The logistical regression is one of the most standard classifiers for situations with binary outcomes. In banking, whether a person will default on his loan or not can be predicted using logistical regression given his credit history.

Santa Cruz predictive policing

Based on the historical data consisting of the area and time window of the occurrence of a crime, a model was developed to predict the place and time where the next crime might take place.

How is it done?

  • A decision tree model was created using the historical data. The prediction of the model will foretell whether a crime will occur in an area on a given date and time in the future.

  • The model is consistently recalibrated every day to include the crimes that happened during that day.

The good news is that the police are using such techniques to predict the crime scenes in advance so that they can prevent it from happening. The bad news is that certain terrorist organizations are using such techniques to target the locations that will cause the maximum damage with minimal efforts from their side. The good news again is that this strategic behavior of terrorists has been studied in detail and is being used to form counter-terrorist policies.

Determining the activity of a smartphone user using accelerometer data

The accelerometer in a smartphone measures the acceleration over a period of time as the user indulges in various activities. The acceleration is measured over the three axes, X, Y, and Z. This acceleration data can then be used to determine whether the user is sleeping, walking, running, jogging, and so on.

How is it done?

  • The acceleration data is clustered based on the acceleration values in the three directions. The values of the similar activities cluster together.

  • The clustering performs well in such cases if the columns contributing the maximum to the separation of activities are also included while calculating the distance matrix for clustering. Such columns can be found out using a technique called Singular Value Decomposition.

Sport and fantasy leagues

Moneyball, anyone? Yes, the movie. The movie where a statistician turns the fortunes of a poorly performing baseball team, Oak A, by developing an algorithm to select players who were cheap to buy but had a lot of latent potential to perform.

How was it done?

  • Bill James, using historical data, concluded that the older metrics used to rate a player, such as stolen balls, runs batted in, and batting average were not very useful indicators of a player's performance in a given match. He rather relied on metrics like on-base percentage and sluggish percentage to be a better predictor of a player's performance.

  • The chief statistician behind the algorithms, Bill James, compiled the data for performance of all the baseball league players and sorted them for these metrics.

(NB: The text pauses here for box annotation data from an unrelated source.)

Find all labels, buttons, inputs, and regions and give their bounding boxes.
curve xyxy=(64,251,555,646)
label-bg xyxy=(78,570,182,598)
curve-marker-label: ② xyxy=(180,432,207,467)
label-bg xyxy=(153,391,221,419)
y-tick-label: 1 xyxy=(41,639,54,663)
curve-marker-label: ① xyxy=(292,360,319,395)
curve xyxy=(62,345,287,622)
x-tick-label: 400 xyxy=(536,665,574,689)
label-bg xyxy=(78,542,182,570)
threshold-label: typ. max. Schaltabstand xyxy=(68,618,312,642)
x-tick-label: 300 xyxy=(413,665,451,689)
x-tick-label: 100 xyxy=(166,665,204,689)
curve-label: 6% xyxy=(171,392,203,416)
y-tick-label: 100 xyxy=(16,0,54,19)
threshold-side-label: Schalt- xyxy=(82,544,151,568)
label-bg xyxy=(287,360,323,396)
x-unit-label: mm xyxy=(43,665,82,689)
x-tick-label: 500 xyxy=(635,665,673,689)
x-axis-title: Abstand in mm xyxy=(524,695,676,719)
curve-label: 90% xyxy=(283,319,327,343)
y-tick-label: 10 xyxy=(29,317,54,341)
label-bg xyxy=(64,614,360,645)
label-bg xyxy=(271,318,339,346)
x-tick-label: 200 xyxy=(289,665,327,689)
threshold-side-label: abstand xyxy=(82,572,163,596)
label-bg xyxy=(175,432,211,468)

Surprisingly, the players who had high values for these statistics also came at cheaper prices.

This way, they gathered an unbeatable team that didn't have individual stars who came at hefty prices but as a team were an indomitable force. Since then, these algorithms and their variations have been used in a variety of real and fantasy leagues to select players. The variants of these algorithms are also being used by Venture Capitalists to optimize and automate their due diligence to select the prospective start-ups to fund.